その上で、全日本民医連は「市場原理にゆだねた米国の医療の現実はマイケル・ムーア監督の話題作『シッコ』に示された通りであり、国民皆保険制度を持つ日本にとって断じて容認できない」と批判し、貧困と格差が拡大し、年収200万円未満の人が1,000万人を超える中、混合診療を解禁すれば、「所得が少ない人は必要な医療を受けられず、救える命が救えなくなる事態となってしまう」と危惧している。
厚労省が、『混合診療』の容認・拡大へ舵を取りつつある現在、あらためて「混合診療」解禁反対への世論の高まりが望まれています。 「混合診療」の解禁で、一見その瞬間、医療費は一時的に安くなるかもしれません。
しかし、その自費診療部分の医療費は、支払い可能な人と、支払いできない人の間では、医療へのアクセスに「作られた不平等」を生じることになります。
つまり、お金のないひとは、有効と思われる「自費診療」を受けることが出来ません。これが、『医療差別の拡大』に繋がって行くことになります。
また、薬事法認可抜きの自費診療における「質」と安全性の確保が不明確だと言うことです。現在、薬害肝炎訴訟が進行中ですが、そうしたことの再発も十分予想されることではないでしょうか。
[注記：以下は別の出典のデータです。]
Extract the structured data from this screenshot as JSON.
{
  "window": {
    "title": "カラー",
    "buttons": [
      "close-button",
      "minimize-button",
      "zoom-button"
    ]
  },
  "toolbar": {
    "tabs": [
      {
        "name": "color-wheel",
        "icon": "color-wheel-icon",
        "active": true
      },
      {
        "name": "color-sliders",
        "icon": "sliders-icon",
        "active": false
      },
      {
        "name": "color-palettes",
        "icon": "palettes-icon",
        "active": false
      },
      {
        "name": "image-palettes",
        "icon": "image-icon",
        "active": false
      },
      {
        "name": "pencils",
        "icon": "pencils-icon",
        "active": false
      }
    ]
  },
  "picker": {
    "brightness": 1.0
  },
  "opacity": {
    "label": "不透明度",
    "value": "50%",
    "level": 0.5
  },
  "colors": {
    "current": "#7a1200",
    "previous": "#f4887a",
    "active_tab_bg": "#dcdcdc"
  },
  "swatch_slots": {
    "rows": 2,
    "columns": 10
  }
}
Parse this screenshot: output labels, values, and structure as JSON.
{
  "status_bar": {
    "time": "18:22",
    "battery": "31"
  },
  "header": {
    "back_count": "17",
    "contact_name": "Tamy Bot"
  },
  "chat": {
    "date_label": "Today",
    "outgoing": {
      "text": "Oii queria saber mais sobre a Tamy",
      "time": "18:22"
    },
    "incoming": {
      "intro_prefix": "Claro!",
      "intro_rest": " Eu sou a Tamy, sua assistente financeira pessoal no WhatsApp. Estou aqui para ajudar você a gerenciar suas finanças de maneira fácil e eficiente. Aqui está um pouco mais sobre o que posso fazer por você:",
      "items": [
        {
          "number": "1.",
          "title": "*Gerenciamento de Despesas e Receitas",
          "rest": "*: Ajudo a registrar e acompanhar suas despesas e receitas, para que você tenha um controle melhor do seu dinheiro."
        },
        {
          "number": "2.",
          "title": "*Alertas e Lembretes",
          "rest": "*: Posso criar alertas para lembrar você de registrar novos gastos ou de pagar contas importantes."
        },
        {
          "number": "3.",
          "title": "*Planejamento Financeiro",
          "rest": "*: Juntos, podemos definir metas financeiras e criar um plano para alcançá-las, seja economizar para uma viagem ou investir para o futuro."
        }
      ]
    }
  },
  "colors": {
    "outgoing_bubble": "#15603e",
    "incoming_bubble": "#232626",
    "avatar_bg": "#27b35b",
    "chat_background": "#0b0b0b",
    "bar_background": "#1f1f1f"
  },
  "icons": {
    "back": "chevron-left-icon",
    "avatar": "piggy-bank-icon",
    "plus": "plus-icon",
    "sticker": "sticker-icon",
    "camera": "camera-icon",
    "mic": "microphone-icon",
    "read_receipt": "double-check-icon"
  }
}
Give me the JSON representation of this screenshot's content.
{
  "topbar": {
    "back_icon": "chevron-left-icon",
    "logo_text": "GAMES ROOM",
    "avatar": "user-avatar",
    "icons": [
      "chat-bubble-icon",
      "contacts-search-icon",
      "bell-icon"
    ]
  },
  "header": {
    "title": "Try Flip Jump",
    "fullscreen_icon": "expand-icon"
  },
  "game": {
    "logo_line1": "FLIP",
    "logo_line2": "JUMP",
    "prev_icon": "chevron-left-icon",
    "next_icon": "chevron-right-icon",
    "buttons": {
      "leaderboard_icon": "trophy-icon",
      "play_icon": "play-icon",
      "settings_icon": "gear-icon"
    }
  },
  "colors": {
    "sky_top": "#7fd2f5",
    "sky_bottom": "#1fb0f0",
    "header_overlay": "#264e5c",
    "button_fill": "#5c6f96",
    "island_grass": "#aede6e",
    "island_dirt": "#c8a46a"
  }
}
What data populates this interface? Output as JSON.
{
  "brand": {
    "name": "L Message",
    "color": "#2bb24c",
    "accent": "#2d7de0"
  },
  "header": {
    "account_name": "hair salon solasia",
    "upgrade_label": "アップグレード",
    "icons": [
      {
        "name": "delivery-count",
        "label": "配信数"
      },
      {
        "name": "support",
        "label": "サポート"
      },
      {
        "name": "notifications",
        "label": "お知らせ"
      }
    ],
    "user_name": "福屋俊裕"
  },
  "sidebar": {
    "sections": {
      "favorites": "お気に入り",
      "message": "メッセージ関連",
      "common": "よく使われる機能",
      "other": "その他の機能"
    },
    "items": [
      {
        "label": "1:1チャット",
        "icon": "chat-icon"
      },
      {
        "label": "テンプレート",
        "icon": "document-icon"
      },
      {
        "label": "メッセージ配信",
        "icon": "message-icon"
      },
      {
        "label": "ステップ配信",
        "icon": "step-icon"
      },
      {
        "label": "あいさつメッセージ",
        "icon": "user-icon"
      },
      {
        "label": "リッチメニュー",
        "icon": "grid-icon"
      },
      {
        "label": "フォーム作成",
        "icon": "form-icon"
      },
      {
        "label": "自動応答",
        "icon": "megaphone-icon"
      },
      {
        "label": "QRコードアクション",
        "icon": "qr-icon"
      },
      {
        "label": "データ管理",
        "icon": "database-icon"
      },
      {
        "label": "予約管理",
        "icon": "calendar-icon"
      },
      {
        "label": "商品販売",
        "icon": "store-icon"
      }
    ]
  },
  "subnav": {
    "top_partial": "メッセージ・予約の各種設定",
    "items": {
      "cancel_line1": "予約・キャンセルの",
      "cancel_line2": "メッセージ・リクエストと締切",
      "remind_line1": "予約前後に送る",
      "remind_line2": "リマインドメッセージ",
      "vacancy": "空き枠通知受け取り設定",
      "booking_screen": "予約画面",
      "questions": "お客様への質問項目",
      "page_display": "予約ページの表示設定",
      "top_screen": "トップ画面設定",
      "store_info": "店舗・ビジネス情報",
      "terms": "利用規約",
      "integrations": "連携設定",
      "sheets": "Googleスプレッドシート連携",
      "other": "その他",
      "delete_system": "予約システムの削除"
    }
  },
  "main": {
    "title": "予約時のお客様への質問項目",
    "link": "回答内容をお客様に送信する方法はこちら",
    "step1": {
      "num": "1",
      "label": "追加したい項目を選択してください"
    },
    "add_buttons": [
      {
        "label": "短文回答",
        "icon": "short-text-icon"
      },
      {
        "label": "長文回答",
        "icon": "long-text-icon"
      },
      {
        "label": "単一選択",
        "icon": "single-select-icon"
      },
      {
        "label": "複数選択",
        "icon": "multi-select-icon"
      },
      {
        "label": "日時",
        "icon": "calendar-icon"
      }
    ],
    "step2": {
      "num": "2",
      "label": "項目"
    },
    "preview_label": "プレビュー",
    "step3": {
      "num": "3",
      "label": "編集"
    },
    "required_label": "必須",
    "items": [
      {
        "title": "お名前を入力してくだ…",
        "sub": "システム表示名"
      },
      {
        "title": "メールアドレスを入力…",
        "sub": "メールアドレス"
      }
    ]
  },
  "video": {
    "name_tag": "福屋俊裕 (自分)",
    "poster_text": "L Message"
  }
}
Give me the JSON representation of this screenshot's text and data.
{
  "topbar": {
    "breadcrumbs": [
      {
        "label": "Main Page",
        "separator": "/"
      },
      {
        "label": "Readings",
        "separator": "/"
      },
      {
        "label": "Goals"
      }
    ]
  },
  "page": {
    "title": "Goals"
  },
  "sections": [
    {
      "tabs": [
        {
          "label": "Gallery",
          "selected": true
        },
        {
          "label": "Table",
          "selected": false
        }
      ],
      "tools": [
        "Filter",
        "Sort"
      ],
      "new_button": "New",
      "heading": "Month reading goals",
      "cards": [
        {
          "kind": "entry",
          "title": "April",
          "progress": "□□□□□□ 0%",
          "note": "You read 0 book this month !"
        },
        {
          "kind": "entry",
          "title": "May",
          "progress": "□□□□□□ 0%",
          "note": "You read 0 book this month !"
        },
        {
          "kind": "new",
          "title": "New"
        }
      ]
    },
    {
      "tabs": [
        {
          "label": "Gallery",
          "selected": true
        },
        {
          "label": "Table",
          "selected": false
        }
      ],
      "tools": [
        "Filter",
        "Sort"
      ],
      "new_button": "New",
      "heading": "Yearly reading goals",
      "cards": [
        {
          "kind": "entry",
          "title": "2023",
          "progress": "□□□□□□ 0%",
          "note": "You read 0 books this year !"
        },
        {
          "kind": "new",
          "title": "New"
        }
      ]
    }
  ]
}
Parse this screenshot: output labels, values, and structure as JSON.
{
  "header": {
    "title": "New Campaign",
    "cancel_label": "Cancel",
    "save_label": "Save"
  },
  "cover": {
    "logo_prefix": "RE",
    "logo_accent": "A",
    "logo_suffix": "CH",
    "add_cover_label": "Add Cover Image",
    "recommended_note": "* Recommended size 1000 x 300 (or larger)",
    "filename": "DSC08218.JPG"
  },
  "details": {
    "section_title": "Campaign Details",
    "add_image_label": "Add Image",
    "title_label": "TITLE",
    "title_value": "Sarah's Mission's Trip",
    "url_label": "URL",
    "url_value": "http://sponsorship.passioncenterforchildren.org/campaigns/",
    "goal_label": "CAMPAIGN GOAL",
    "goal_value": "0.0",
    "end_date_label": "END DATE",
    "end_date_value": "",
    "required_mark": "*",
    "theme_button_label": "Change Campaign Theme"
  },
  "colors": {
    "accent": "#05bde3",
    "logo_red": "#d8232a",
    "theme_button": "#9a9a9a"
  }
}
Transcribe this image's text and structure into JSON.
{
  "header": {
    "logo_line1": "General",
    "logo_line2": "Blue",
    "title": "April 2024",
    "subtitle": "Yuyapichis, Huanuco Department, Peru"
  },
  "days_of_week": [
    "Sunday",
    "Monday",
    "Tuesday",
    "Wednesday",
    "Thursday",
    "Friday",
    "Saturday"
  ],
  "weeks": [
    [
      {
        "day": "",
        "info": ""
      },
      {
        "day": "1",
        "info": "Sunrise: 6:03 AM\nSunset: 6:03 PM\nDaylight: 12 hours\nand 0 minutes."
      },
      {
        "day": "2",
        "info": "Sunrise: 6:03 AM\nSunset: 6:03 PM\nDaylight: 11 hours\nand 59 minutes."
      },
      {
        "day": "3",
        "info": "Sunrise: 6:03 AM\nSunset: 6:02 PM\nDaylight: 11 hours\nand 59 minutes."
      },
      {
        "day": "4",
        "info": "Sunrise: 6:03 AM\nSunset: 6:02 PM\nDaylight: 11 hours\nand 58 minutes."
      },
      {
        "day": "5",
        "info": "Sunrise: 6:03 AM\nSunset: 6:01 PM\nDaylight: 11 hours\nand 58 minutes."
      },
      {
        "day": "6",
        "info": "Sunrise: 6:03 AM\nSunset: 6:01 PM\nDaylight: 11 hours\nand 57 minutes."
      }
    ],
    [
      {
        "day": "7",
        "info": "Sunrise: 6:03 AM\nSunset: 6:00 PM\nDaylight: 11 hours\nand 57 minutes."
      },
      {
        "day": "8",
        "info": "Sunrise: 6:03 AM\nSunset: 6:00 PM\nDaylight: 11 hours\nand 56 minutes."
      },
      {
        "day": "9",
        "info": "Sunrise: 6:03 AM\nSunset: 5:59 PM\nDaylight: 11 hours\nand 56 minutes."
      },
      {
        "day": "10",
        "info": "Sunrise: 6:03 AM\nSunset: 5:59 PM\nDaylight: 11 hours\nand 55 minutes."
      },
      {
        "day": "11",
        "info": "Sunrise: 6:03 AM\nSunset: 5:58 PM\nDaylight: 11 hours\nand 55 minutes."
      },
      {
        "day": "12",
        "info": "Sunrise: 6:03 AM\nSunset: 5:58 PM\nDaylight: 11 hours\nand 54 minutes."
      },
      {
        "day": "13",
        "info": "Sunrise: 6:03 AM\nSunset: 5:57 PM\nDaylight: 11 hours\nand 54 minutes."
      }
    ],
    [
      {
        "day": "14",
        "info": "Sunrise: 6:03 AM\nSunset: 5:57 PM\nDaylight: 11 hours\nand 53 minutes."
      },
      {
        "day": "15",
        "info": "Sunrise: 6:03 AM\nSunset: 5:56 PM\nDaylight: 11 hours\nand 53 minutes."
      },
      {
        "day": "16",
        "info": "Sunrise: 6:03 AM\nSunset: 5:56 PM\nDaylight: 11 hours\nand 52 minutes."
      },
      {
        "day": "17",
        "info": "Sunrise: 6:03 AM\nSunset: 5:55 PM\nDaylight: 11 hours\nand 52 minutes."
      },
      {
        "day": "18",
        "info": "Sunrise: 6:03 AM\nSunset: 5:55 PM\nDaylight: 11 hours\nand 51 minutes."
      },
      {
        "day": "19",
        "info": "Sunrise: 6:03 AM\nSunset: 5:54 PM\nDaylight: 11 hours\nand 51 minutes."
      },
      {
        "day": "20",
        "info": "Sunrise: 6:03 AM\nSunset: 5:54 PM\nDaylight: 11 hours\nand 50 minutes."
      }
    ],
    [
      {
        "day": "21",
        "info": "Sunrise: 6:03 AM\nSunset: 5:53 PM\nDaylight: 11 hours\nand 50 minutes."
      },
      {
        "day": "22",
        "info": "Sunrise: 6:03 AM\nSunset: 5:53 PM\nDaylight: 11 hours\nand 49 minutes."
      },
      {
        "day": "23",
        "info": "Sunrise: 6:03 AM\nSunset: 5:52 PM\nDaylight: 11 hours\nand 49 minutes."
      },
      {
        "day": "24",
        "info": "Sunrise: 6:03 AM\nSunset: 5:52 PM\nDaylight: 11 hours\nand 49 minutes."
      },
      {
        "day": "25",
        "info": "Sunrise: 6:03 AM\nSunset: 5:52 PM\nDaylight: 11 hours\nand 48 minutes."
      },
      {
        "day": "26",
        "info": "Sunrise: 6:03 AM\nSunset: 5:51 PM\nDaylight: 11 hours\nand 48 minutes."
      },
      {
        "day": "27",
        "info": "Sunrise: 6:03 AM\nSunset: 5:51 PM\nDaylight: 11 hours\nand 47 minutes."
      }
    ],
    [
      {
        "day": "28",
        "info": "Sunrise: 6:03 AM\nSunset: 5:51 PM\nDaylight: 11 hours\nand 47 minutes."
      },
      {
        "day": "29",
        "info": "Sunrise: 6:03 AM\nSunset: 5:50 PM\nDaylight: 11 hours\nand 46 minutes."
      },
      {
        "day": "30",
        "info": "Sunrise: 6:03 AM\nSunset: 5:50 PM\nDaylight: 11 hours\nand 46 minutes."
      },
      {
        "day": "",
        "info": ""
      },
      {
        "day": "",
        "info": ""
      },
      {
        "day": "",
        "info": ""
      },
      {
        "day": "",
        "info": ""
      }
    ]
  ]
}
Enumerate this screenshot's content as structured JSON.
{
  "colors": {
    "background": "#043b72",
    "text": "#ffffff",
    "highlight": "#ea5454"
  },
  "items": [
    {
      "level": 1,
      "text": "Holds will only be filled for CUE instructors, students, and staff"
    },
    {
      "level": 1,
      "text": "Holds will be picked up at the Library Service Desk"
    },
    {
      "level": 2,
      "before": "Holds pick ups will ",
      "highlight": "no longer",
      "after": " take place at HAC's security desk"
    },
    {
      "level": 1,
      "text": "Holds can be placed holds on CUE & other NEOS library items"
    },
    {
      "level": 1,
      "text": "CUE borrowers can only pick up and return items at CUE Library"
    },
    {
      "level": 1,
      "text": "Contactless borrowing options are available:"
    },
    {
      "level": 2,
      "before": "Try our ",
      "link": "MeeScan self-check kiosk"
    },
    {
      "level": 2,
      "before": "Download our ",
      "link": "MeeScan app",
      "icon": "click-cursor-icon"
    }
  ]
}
従って、「混合診療」などといわないで、「安全で有効性のある」治療法は、国と厚労省が責任を持って、素早く保険適応とし、一般保険診療とするのがいいのです。
そうではなく、「混合診療」の全面解禁か部分解禁化は、「医療費削減政策を掲げる厚労省」と「利潤追求のために皆保険制度を崩そうとする日米民間保険会社」の議論の産物のような気がします。
今こそ、「混合診療」の議論そのものに日本の医療の中から退場してほしいものです。